The black king nodded. “Many are still sworn to my service, and many who were Nenaunir’s men have turned against him. They have deserted him because of his cruelties, his flouting of our ancient laws, and his slaughter of their fellows in the sacrifices. Were I to escape for but an hour, I could raise an army to storm the citadel and drag the witch-king from his throne. But what use to speak of that? Our position is hopeless here.”
“Time will tell,” said Conan with an enigmatic smile.
EIGHT: Through the Black Gate
Pallantides crawled through the thick grasses to the edge of the river, the stench of rotting vegetation thick in his nostrils. Wriggling like a snake, the Aquilonian general worked his way up to where Count Trocero lay peering between a pair of close-set tree trunks. The Poitanian looked back at his comrade, his sensitive, aristocratic face and pointed gray beard smeared with oily mud. Sweat ran down his face from under the brim of his light helmet and cut runnels through the grime.

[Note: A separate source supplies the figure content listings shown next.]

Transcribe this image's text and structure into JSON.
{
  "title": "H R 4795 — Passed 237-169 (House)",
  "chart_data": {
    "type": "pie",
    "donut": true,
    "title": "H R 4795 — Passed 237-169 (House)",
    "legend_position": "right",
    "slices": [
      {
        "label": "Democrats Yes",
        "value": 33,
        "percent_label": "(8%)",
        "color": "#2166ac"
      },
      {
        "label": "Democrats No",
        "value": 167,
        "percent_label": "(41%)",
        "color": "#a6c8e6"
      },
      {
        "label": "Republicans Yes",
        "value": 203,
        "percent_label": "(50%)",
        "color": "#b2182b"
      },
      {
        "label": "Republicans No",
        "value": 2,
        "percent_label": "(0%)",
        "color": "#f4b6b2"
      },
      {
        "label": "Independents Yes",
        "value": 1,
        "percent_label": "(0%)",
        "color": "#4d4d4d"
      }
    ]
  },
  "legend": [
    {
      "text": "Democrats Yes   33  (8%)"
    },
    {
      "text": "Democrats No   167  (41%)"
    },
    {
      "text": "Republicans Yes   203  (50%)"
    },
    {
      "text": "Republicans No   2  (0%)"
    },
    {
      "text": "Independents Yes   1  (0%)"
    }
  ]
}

“Sentries on the walls,” Trocero whispered. “Guard-posts on the towers. This will be a hard nut to crack.”
Pallantides, thoughtfully chewing his mustache, looked the scene over. The immense walls of Zembabwei were strongly built, and his practiced eye told him that it would take months of siege to force an entry. They must needs fell trees to build catapults and other siege engines… A black shadow fell upon them. The general dug himself deeper into the ferns and waited, sweating. Overhead, one of the bat-winged horrors that had attacked them in the swampy plain ten days before floated across the walls. They could see the plumed warrior mounted between the throbbing wings. A shudder of revulsion shook him.
“Blood of Dagon!” he growled. “If Nenaunir can tame those winged horrors, no wonder he holds a grip on his folk. Look yonder!”
The reptile fluttered down to one of the doorless towers and vanished out of sight over its lofty rim.